Katharina Gruzei: Mikrokosmos im Untergrund
von Christina Töpfer
»Bilder der Auseinandersetzung« 2|2024. In Zusammenarbeit mit »Camera Austria International«.
Der nun schon zwei Jahre andauernde Krieg Russlands gegen die Ukraine hat das Leben der russischen Bevölkerung zunehmend aus dem Fokus der medialen Aufmerksamkeit gerückt. Einen Einblick in den städtischen Alltag Moskaus vor dem Krieg gibt Katharina Gruzeis Langzeitprojekt Mir Metro (2008–2021), in dem sie über einen Zeitraum von 13 Jahren hinweg die »Welt der Metro«, wie der Titel übersetzt lautet, in den Blick nahm.

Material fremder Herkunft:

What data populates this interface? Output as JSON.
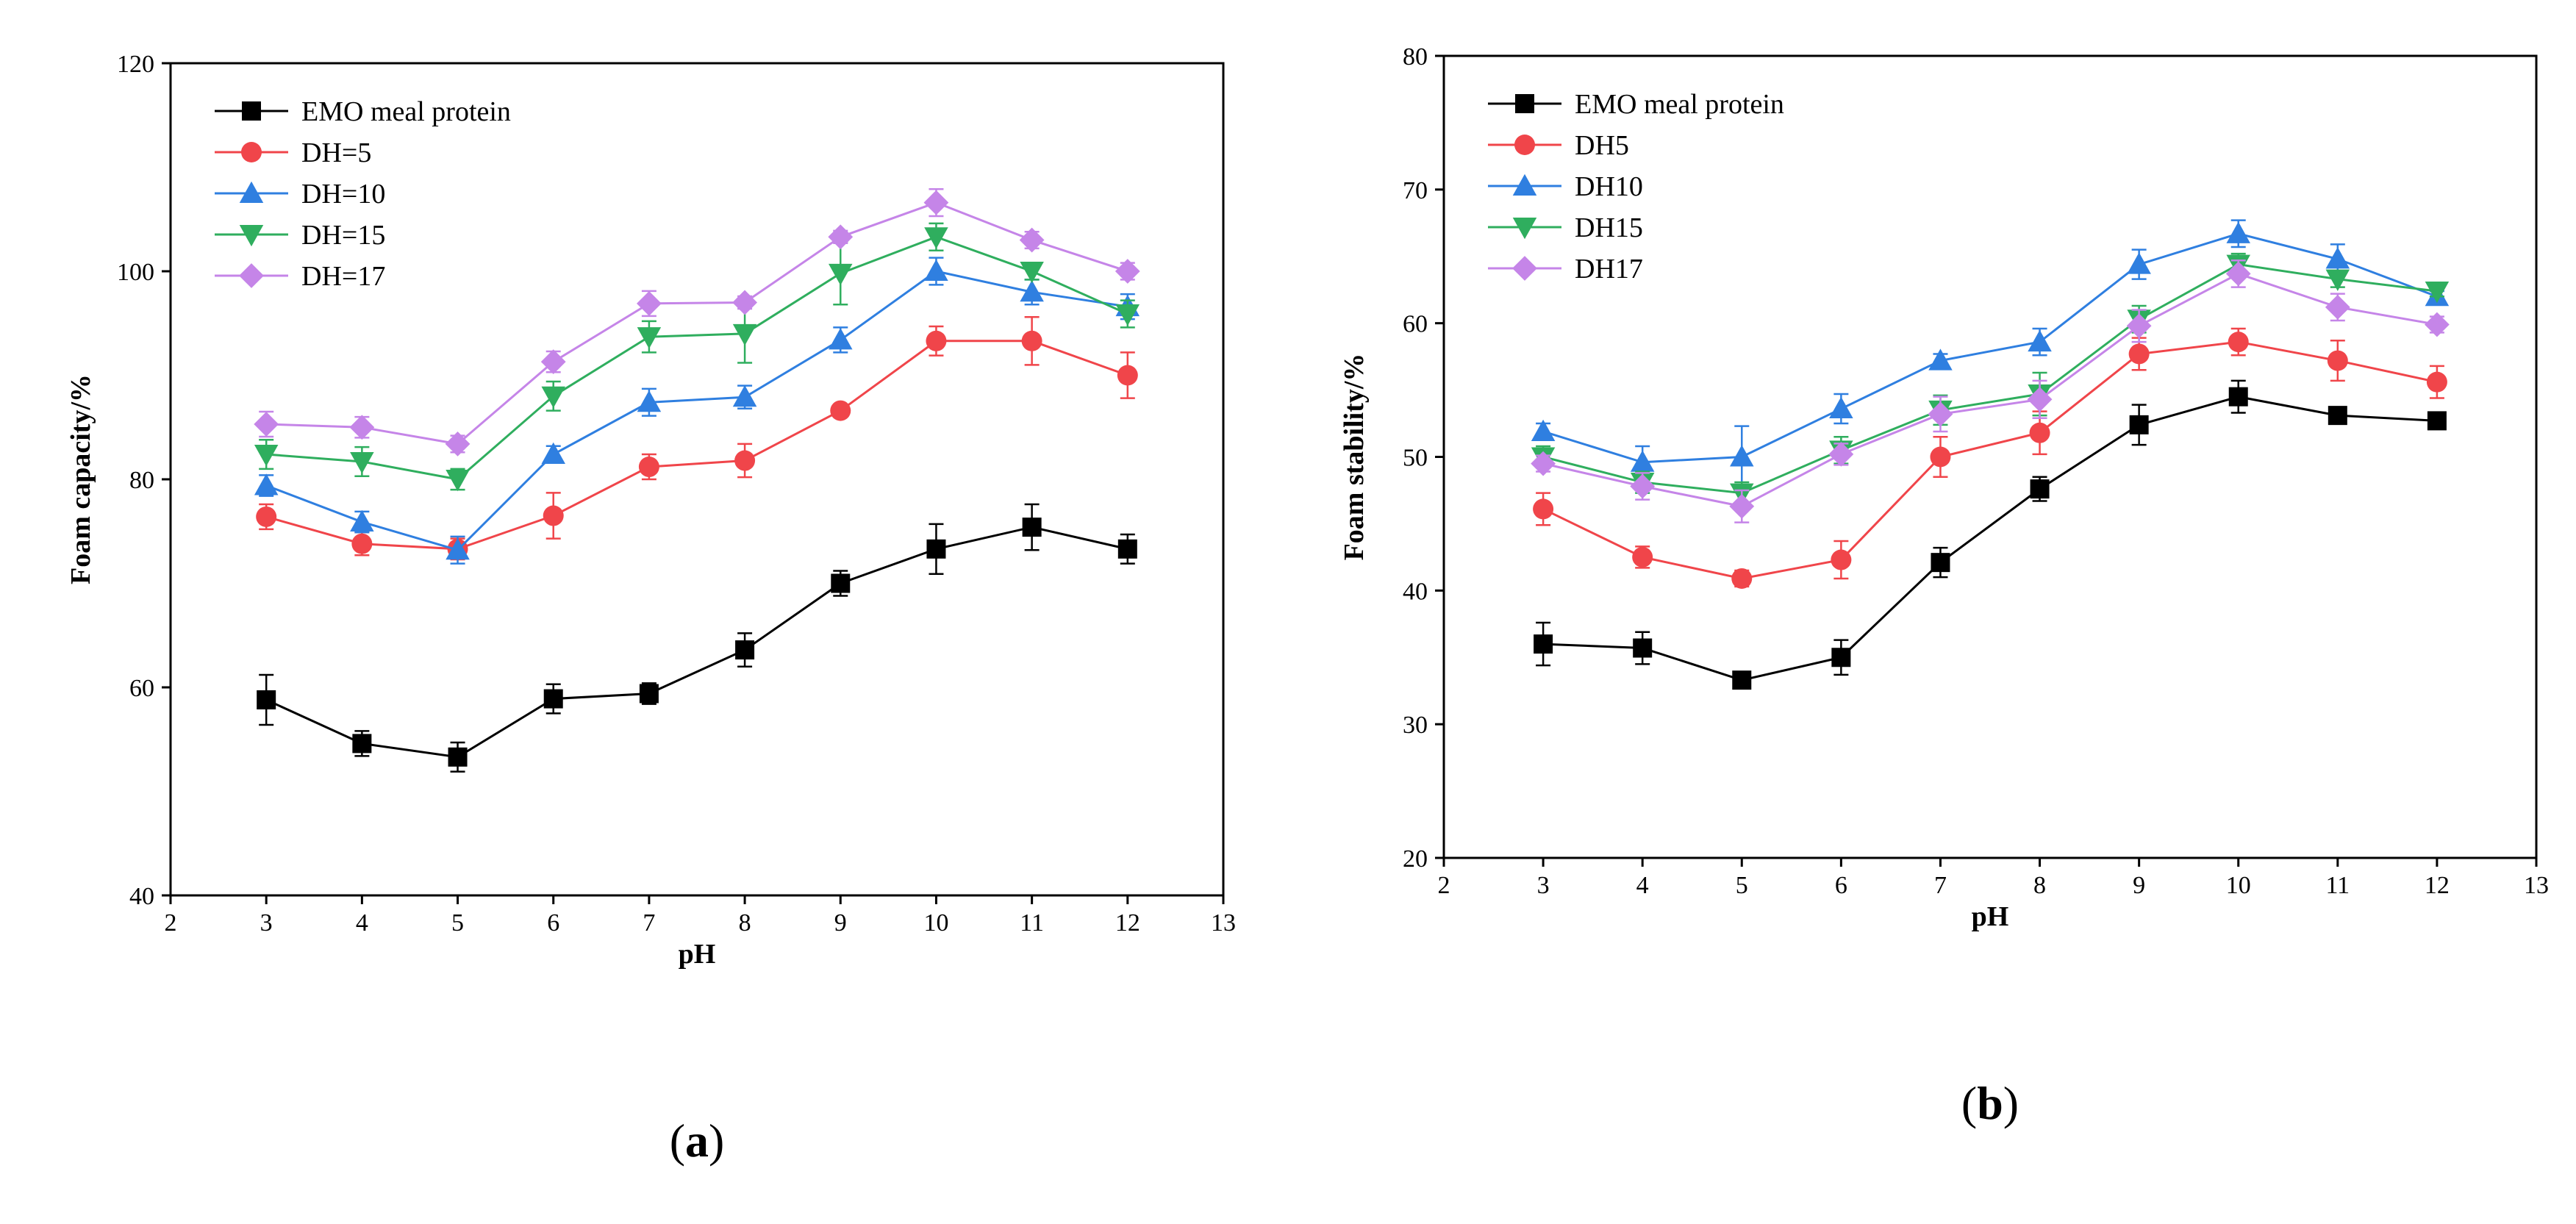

In 445 analog wie auch digital aufgenommenen Farb- und Schwarz-Weiß-Fotografien sehen wir die Metro als Mikrokosmos der russischen Gesellschaft: Menschen, die sich dicht gedrängt auf schier endlos langen Rolltreppen durch die Schächte der Stationen bewegen, dort zu ihrer jeweiligen Metro laufen oder – jede:r für sich – auf die nächste wartend an den Bahnsteigen verharren.
Oftmals aus der Zentralperspektive aufgenommene Farbaufnahmen fokussieren auf die Architektur der Stationen, die detaillierten und aufwendigen Mosaike, die mit Basreliefs und Stuck reich verzierten Decken und Wände, Marmorsäulen oder (Bronze-)Skulpturen von Soldaten, Kosmonauten, Bauern und Arbeiter:innen, die technischen Errungenschaften, die idealisierten Darstellungen des sowjetischen Raumfahrtprogramms oder die Büsten kommunistischer Persönlichkeiten. Andere Bilder wiederum zeigen die ikonischen Stationen von außen, wobei nicht zuletzt sichtbar wird, wie die in der Nachkriegszeit und insbesondere während der Amtszeit von Nikita Chruschtschow entstandenen Stationen im Vergleich zu den in den 1930er- und 1940er-Jahren errichteten immer pragmatischer und schmuckloser wurden.
Ein besonderes Augenmerk legt Gruzei auch auf die »Metro Ladies«, Frauen in Uniform, die den Fluss der Passagierströme von ihren Kabinen am Fuße der Rolltreppen aus oder direkt am Bahnsteig im Blick behalten und leiten, die inzwischen jedoch nahezu verschwunden sind beziehungsweise ihren Aufgabenbereich an die vorwiegend männlichen Rolltreppenwärter übergeben mussten. Mit ihrem enzyklopädischen Projekt macht Katharina Gruzei sichtbar, wie die in den »Palästen des Volkes« zum Ausdruck kommenden Ideale einer kommunistischen Gesellschaft und der Alltag der Menschen bis heute nebeneinander existieren.